Beeld van de transcriptie-druppeltjes. Foto: Jon Henninger, Whitehead Institute

 

 

Bij transcriptie lijken rna-moleculen hun eigen productie te regelen via terugkoppeling.

 

 

Nieuw experimenteel onderzoek wijst erop dat een terugkoppelingslus transcriptie reguleert. Zijn er weinig rna-moleculen, dan start de cel transciptie om meer rna te maken. Overschrijdt de transcriptie een drempel, dan zorgen een teveel aan rna-moleculen ervoor dat transcriptie tot stilstand komt.

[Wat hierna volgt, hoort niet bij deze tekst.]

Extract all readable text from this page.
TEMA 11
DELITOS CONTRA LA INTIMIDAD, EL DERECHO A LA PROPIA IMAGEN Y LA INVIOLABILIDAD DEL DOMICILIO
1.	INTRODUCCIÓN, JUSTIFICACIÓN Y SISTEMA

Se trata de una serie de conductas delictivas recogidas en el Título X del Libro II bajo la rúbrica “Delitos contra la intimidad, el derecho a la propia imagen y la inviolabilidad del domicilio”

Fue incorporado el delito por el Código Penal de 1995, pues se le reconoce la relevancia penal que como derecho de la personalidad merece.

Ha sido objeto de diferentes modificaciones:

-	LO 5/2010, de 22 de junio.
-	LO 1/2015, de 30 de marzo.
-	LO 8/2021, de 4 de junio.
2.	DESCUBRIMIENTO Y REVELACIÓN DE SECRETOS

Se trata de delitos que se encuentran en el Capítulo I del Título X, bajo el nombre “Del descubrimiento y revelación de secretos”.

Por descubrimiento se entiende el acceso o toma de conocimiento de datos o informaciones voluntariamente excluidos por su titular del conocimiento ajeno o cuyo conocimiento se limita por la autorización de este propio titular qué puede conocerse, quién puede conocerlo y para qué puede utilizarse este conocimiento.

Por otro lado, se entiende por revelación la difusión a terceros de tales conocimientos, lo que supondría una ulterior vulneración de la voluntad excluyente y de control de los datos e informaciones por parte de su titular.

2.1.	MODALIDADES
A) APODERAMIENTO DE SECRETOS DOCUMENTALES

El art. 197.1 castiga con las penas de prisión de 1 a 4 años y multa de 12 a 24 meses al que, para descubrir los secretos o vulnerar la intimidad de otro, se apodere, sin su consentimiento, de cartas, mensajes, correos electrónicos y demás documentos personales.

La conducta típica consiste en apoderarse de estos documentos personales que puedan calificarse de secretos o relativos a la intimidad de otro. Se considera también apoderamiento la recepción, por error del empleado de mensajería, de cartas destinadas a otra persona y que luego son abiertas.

Een terugkoppeling waarbij elektrostatische interacties een hoofdrol spelen, aldus een publicatie van onderzoekers van Whitehead Institute en Massachusetts Institute of Technology (MIT) 7 januari in Cell (16 december online).

 

Regulatie van transcriptie is een fundamenteel cellulair proces waarvan men al veel weet over de initiatie, maar de mechanismen die betrokken zijn bij het stoppen van het proces nog slecht worden begrepen. ‘De manier waarop de meeste mensen dit soort problemen bestuderen, is door mengsels van moleculen in een reageerbuis te nemen, ermee te schudden en te kijken wat er gebeurt. Dat is zo ver verwijderd van wat er in een cel gebeurt’, stelt MIT-onderzoeker Krishna Shrinivas. ‘Onze gedachte was: kunnen we dit probleem ook in zijn biologische context bestuderen.’



DRUPPELTJES

De eerste onderzoeksstap sloot aan bij een eerdere ontdekking dat transcriptie zich binnen de cel vaak afspeelt in kleine druppeltjes. Zulke zogeheten transcriptionele condensaten brengen de moleculen bij elkaar die nodig zijn voor het aflezen van dna naar rna. De druppeltjes vormen zich als transcriptie begint en lossen een paar seconden of minuten later weer op als het proces is voltooid. Nu blijkt uit experimenten met embryonale stamcellen van muizen dat de hoeveelheid rna effect heeft op condensaatvorming. Lage rna-niveaus bevorderen vorming van druppeltjes en hoge niveaus remmen het af.

 

Met behulp van modellen en experimenten is vervolgens onderzocht welke chemische eigenschappen van het rna de dynamiek in transcriptionele condensaten regelen. Daaruit blijkt dat de regulerende effecten van rna op transcriptie te danken zijn aan de zeer negatieve lading van de rna-moleculen. Ook in levende cellen verhoogt het gebrek aan rna de grootte en levensduur van de condensaten en, omgekeerd, lossen de transciptionele condensaten op bij verhoogde aanwezigheid van rna.

 

Het feedbackmechanisme bij transcriptie verklaart volgens de onderzoekers mogelijk het bestaan van niet-coderend rna, die vooral bij zoogdieren veelvuldig voorkomen. Als die lokaal een functie spelen in de afstemming van genexpressie, is het mysterie van niet-coderend rna opgelost.

 

Bionieuws heeft drie Nederlandse biofysici benaderd om commentaar op dit onderzoek, maar daarvoor ontbrak hen nu de tijd. Wel noemen zowel Cees Dekker uit Delft als Wilhelm Huck uit Nijmegen de publicatie in een eerste reactie ‘bijzonder interessant’.